- Born: 15 June 1919 Lille, France
- Died: 9 July 2002 (aged 83) Nice, France
- Known for: Discovery of temperature-dependent sex determination
- Partner: Marcel Robert (div. 1953)
- Scientific career
- Fields: Zoology

= Madeleine Charnier =

French zoologist

Madeleine Simonne Charnier (15 June 1919—9 July 2002) was a French zoologist. She is known for having first described temperature-dependent sex determination in 1966.

== Biography ==
Charnier's mother was a mathematics professor.

Charnier received her license in science around 1935 at the Faculty of Sciences in Paris. She moved to Africa around 1945 to join her brother: first to Kaolack, Senegal, then to Cotonou, Dahomey (now Benin), then to Dakar, Senegal at the end of the 1940s. In 1953, she divorced her husband, Marcel Robert. That year, she was hired at the university library of University of Dakar.

From 1955, Charnier worked at the faculty of medicine in parasitology, and received certificates in coprology and hematology. There, she published her first scientific article on the common agama, which would become her preferred species to research for the next ten years (Charnier and Dutarte 1956).

In 1958, she left the faculty of medicine for the Faculty of Sciences at the University of Dakar. She completed her training in science to join the zoology department of Professor C. Boisson, a specialist in ciliated and opaline protozoa. Charnier also met Claudine and Xavier Mattéi, who were researching the morphology of spermatozoa. She was appointed assistant professor. It was during this period that she published five articles on the embryonic development of the common agama (Charnier 1963;1965;1966b;a;1967), including her article describing temperature-dependent sex determination on this species in 1966. Charnier observed that eggs incubated at a cool temperature produced female hatchlings, while those incubated at a warm temperature produced males, and posited that the sex of the hatchlings was influenced by the temperature. This discovery was not widely recognized internationally for several years as it was published in French. It has now been referenced more than 230 times, making it one of the most cited zoology articles from the 1960s.

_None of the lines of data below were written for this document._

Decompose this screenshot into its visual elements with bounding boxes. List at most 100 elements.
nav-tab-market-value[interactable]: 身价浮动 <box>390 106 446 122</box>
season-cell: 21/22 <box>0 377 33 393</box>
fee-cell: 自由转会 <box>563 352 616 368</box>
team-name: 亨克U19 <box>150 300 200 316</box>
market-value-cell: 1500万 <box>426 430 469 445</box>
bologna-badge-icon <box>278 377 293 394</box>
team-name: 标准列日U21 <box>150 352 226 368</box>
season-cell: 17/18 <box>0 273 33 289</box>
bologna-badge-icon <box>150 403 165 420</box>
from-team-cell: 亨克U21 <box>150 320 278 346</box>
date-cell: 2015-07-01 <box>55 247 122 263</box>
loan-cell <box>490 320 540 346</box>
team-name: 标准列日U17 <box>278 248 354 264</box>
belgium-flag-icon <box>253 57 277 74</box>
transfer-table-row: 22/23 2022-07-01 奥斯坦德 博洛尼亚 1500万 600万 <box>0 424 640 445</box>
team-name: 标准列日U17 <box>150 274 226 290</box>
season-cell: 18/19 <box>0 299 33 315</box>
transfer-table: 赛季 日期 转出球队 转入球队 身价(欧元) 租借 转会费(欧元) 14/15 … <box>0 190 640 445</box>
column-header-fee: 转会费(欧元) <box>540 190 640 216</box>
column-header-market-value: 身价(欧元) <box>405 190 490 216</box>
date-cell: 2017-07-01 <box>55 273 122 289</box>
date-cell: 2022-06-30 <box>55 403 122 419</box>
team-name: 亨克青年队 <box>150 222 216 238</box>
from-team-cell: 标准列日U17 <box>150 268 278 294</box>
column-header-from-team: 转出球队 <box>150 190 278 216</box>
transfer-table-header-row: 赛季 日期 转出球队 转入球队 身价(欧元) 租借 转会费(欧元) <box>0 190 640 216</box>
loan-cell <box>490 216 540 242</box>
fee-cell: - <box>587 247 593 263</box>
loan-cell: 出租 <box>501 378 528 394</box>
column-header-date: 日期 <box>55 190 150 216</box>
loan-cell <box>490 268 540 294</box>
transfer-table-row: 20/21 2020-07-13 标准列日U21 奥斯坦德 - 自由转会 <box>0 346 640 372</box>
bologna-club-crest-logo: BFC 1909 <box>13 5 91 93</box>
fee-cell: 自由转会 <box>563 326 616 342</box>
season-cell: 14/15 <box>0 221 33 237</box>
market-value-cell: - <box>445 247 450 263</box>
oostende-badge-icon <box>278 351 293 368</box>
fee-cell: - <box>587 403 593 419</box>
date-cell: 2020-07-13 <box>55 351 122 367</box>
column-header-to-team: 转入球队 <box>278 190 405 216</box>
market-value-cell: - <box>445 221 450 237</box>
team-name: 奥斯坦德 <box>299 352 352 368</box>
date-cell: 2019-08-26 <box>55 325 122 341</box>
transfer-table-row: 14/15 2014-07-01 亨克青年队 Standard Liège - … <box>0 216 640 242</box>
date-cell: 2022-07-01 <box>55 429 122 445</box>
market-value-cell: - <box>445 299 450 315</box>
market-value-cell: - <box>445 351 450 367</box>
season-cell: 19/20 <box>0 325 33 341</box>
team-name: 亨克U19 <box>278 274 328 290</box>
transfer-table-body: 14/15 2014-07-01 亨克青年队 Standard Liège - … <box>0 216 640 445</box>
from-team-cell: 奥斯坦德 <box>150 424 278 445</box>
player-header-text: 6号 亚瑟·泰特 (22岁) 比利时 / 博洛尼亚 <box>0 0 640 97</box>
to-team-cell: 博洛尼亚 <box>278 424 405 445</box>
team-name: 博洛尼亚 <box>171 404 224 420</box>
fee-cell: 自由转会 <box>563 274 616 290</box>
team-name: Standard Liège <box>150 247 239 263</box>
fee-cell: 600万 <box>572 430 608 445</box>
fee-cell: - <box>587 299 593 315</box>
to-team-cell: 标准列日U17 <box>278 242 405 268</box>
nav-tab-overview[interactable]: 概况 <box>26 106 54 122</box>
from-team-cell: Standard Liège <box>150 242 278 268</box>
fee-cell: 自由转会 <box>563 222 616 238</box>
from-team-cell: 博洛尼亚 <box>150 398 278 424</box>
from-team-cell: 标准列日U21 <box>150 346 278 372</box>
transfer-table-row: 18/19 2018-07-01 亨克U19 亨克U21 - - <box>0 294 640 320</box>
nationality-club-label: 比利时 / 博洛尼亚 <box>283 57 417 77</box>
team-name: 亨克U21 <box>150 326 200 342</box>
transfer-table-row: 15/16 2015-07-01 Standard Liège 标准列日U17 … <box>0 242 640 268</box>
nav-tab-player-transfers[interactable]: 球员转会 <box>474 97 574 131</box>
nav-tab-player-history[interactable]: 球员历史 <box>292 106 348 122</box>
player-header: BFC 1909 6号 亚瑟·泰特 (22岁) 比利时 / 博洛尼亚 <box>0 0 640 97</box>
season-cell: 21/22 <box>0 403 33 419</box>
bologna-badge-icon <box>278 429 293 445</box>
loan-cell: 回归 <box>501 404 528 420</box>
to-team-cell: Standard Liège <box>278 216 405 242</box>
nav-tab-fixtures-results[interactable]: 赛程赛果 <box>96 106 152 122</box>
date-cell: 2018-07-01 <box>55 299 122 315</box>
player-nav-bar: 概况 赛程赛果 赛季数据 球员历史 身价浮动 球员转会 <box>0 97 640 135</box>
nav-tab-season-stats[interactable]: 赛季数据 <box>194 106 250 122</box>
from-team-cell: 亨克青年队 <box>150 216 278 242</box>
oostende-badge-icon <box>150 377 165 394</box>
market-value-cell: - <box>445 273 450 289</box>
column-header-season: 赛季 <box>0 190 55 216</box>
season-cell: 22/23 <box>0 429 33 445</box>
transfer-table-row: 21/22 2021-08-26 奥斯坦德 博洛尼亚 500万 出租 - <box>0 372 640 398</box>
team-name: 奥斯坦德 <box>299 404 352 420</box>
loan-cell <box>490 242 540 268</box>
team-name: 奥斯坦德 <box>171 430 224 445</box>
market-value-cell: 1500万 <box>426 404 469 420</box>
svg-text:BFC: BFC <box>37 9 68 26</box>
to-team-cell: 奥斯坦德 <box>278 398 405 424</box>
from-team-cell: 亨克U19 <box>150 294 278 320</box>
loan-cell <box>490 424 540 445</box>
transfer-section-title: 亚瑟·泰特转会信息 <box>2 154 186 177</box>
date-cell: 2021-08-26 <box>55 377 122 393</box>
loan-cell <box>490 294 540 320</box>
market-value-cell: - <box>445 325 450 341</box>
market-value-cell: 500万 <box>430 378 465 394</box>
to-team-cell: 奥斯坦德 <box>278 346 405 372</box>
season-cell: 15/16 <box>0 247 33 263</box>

Charnier left Senegal in 1968 and abandoned her work on the agama, which was the subject of her thesis which she did not defend. Once in France, she worked with Professor Jean Cachon in Villefranche-sur-Mer. Charnier published another scientific article on the ultrastructural morphology of a siphonophorean parasite (Cachon et al. 1972).

Charnier retired in 1984 in Nice and died in 2002 at the age of 83.

== Legacy ==
Charnier's work on temperature-dependent sex determination opened the door investigating the role of estrogen in determining sex and the implications of global warming on reptiles, as well as to a large number of works on this subject which have implications in the fields of developmental biology, evolution, and ecology.

== Bibliography ==
- Cachon, J., M. Cachon, and M. Charnier. 1972. Ultrastructure du bodonidé Trypanophis grobbeni Poche, parasite des siphonophores. Protistologica 8:223-236.
- Charnier, M. 1963. Action de l'hormone mâle (hexahydrobenzoate de testostérone) sur les femelles dAgama agama, Saurien. Agamidae. Comptes Rendus des Séances de la Société de Biologie, Paris 157:1470-1472.
- Charnier, M. 1965. Le cycle sexuel chez le lézard male Agama agama (Reptilia, Lacertilien) dans la région de Dakar. Annales de la Faculté des Sciences de Dakar 18:33-59.
- Charnier, M. 1966a. Action d'une hormone femelle sur le tractus genital des mâles adultes du lézard Agama agama (Lacertilian, Agamidae). Comptes Rendus des Séances de la Société de Biologie 159:1822-1825.
- Charnier, M. 1966b. Action de la température sur la sex-ratio chez l'embryon dAgama agama (Agamidae, Lacertilien). Comptes Rendus des Séances de la Société de Biologie, Paris 160:620-622. scanned version of the article
- Charnier, M. 1967. Le développement embryonnaire de l'appareil genital du lézard Agama agama. Annales de la Faculté des Sciences, Université de Dakar 20:23-32.
- Charnier, M., and J. P. Dutarte. 1956. Changement histophysiologique de la thyroïde des lézards de la région de Dakar durant la période préhibernatoire. Comptes Rendus des Séances de la Société de Biologie, Paris 150:1387-1388.